New Zealand's benchmark index had a positive bounce today as investors' concern about an impending recession receded slightly.
The S&P/NZX 50 Index rose 113.3 points or 1.07% to 10,701.59. Turnover was $119 million and 40 stocks fell while 100 stocks rose.
Greg Smith, head of retail at Devon Funds, said the market had a better day today as global recession discussion had turned less negative.
He said Westpac’s consumer confidence data released today had shown that while households were under pressure, consumer households had built up savings during the pandemic and their household balances were less fragile than first thought.
Some investors in NZ’s market had also taken the opportunity to buy up “beaten up” stocks on the index today as well, Smith said.
Transport technology and vehicle telematics company Eroad had one of the biggest falls on the index today, dropping 4.6% to $1.67.
The company announced to the NZX this morning that Mark Heine had been named permanent chief executive for Eroad after nearly three months as acting CEO.
Heine, who has been with the company since 2015 and previously held the role of executive vice-president general counsel, picked up the acting CEO position following the abrupt resignation of previous chief executive Steve Newman in April.

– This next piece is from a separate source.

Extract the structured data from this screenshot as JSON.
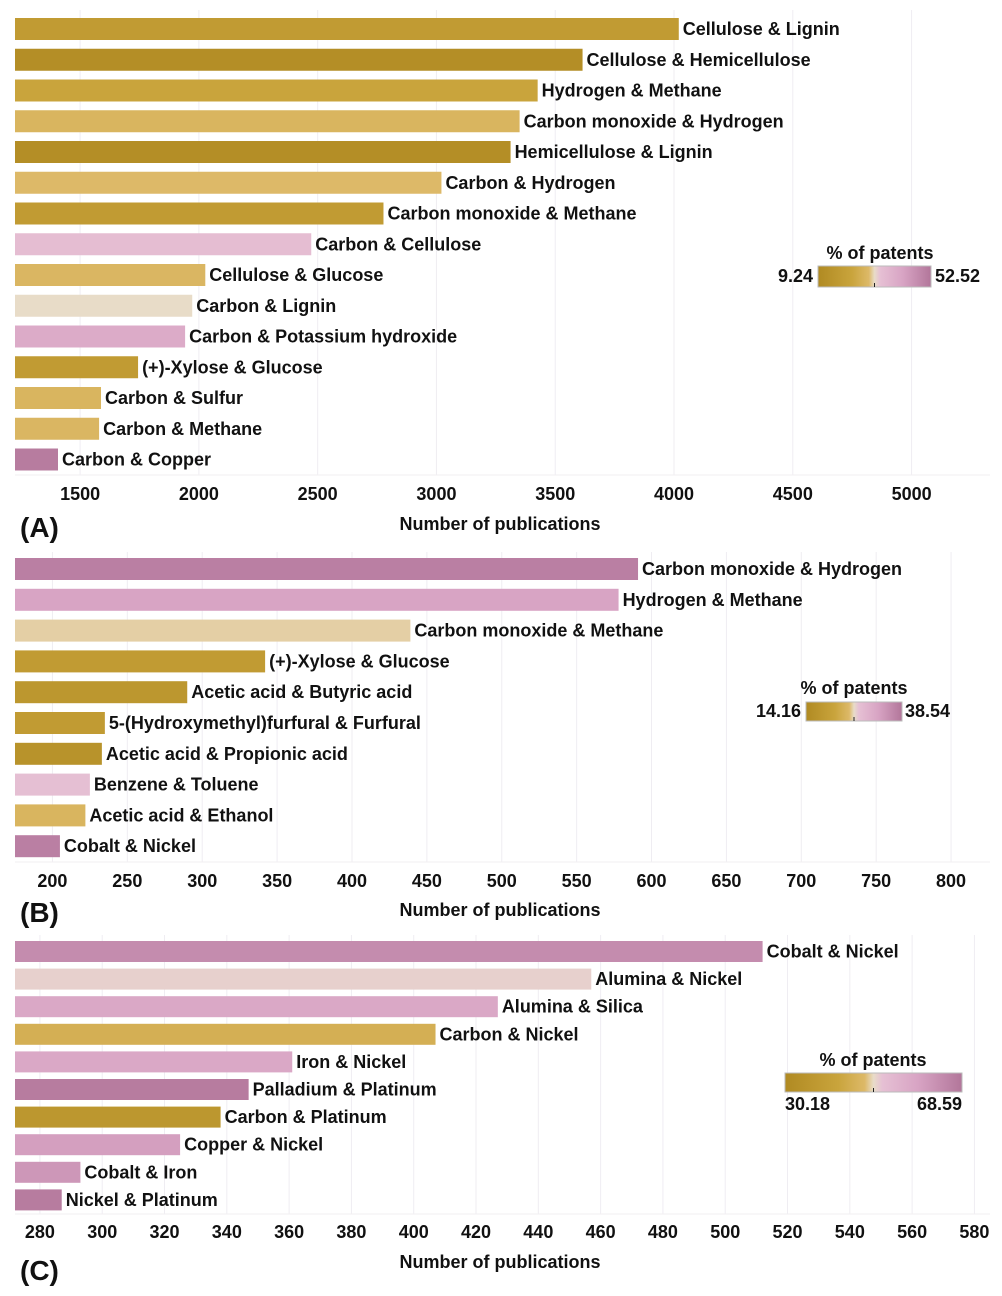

The company’s share price had closed at $1.75 yesterday – its lowest closing price since mid-2017. So today’s share price marks another new low.
Low energy
On the energy front, all energy stocks declined across the board. Meridian Energy shares were down 0.11% to $4.37 and Manawa Energy was down 0.17% to $5.99.
Meridian told the NZX this morning that it “welcomed” the High Court’s decision to dismiss the legal challenges of Manawa Energy and others to the Electricity Authority’s new Transmission Pricing Methodology (TPM) guidelines.
Manawa Energy told the NZX in a separate announcement that the company was “disappointed” but stood by its decision to seek the judicial review.
Genesis Energy was also down 1.2% to $2.57 and Contact Energy fell 2.4% to $7.24.
All banking stocks had a good day, with ANZ Bank up 2.6% to $24.25, Westpac up 2% to $21.57 and Heartland Group up 1.9% to $1.95.
Logistics and transport company Mainfreight was up 0.18% to $68.18 and Fletcher Building shares were up 3.6% to $4.84.
Smith said Fletcher Buildings had faced some “misaligned” criticism over the plasterboard shortage NZ is currently facing.
Winstone Wallboards, the Fletcher Buildings subsidiary that makes up about 95% of the plasterboard market with its Gib product, hasn’t been able to keep up with demand, which has created frustration across the building industry and beyond.
“It’s been all over the news today about how the leadership needs to be held to account over the Gib shortage but I think the reality is that it's a bit of a beat-up,” Smith said.
“They can only produce to the extent that they have the capacity for.”
Earlier today, minister for building and construction Megan Woods announced a new ministerial taskforce will look at what can be done to ease plasterboard shortages – including the potential for legislative or regulatory change.
CMC markets analyst Tina Teng said in a note this morning that crude oil prices had eased losses on Monday, following a sharp selloff last week.
She said the “recent rebound” of fuel demands in China and the increasing consumption of fuel in the summer season could “cushion the price drop” that had previously been sparked by recession fears.
“On top of the tight supply of crude, a lack of refineries is another major issue for the oil markets,” she said.
Australian transport fuels company Ampol shares were down 3.5% to $38.26 today.
ASB economist Nathaniel Keall said the bank expected dairy prices to go up after the global dairy trade auction overnight, which would signal “upside risk” to their $9.20 per kgMS milk price forecast for the 2022/23 season.
“For any central bankers looking for a career change, moving to NZ and milking cows could be a go-er,” he said.
Fonterra Shareholders' Fund shares were up 1.3% to $3.14 and A2 Milk also rose 3.3% to $4.76.
The NZ dollar was trading at 63.39 US cents at 3pm in Wellington, down from 63.27 cents yesterday. The trade-weighted index was at 71.34, from 71.21 yesterday.